What is the state of our teaching hospitals and other tertiary health facilities across the country? Are they able to meet the expectations of Nigerians?

We have very good doctors, and they are skilled and very well trained. I will say that I have confidence in our doctors and nurses. But we must provide a conducive environment for them to work. We need a clean environment; we need dignity for our workers, and we need dignity for the patient.

And the opportunity for every person to express his own wish and also to work as hard, there are doctors who are ready to come to work at 8 a.m. and leave at 6 p.m. without breaking, but you must also give them the corresponding remuneration. So if you do that, you will notice significant changes.That is what happens in developed countries.

The teaching hospitals and FMCs have received a lot of upgrades since this administration came into office in 2015. They have access to many pieces of equipment, more funding, and some now have intensive care units, isolation centres and oxygen tanks. And one other thing we are trying to do now is to connect Nigerian medical experts in the diaspora with Nigerians who are here so that they can get cutting edge skills and be able to operate with more confidence.

The impression we have is that Nigerian doctors have left in droves and that the health system is at the verge of collapsing. From your assessment as a doctor, is Nigeria in danger over the exodus of doctors, and what is the real number that has left?

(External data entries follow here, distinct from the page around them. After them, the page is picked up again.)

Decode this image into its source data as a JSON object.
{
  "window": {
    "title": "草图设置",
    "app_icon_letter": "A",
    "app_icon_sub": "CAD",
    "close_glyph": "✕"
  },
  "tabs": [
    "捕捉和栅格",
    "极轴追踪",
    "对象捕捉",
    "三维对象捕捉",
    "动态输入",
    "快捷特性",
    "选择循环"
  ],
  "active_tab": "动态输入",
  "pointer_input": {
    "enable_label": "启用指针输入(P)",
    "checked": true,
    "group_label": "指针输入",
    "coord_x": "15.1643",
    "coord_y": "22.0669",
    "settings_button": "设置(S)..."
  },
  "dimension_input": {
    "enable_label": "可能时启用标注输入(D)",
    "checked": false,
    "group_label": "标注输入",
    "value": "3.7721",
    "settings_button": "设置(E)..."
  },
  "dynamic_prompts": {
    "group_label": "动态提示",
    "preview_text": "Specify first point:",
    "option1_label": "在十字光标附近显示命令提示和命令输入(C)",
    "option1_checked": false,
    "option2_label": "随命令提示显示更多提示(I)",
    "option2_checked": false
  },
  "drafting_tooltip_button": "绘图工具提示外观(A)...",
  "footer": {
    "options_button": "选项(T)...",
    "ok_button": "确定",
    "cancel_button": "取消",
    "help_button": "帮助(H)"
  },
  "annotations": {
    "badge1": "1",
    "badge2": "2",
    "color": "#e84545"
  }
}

Well, we need to look at that from many points of view. First, Nigerian universities are producing about 3,000 doctors every year, and about 800 or 900 are returning home from training overseas every year. That is nearly 4,000.

Our estimate is that about 1,000 are leaving. So actually, we have more fresh doctors than consultants and senior doctors in the country. But as far as the numbers are concerned, many of the doctors do not have jobs as there is unemployment among doctors.

But if you look at the teaching hospitals, many of the experts at the higher level do not have job satisfaction, and the organisations do not give them the latitude to express themselves, to work as they want to work, and to earn as much as they want to earn; so they leave.

So the ones we are losing are the high-end, specialised doctors. And then again, it is a government hospital, so the civil service structure has to kick in and go through a lot of laborious steps to replace those who are leaving. So if we could replace them more easily, it would not be so obvious that anyone is leaving.

So we are working in three ways. First and foremost, to improve the remuneration package for expert doctors and to provide opportunities for them to work and earn as they wish.

Second, we are attempting to streamline the processes by which any doctor, nurse, or pharmacist who wishes to leave can be immediately replaced.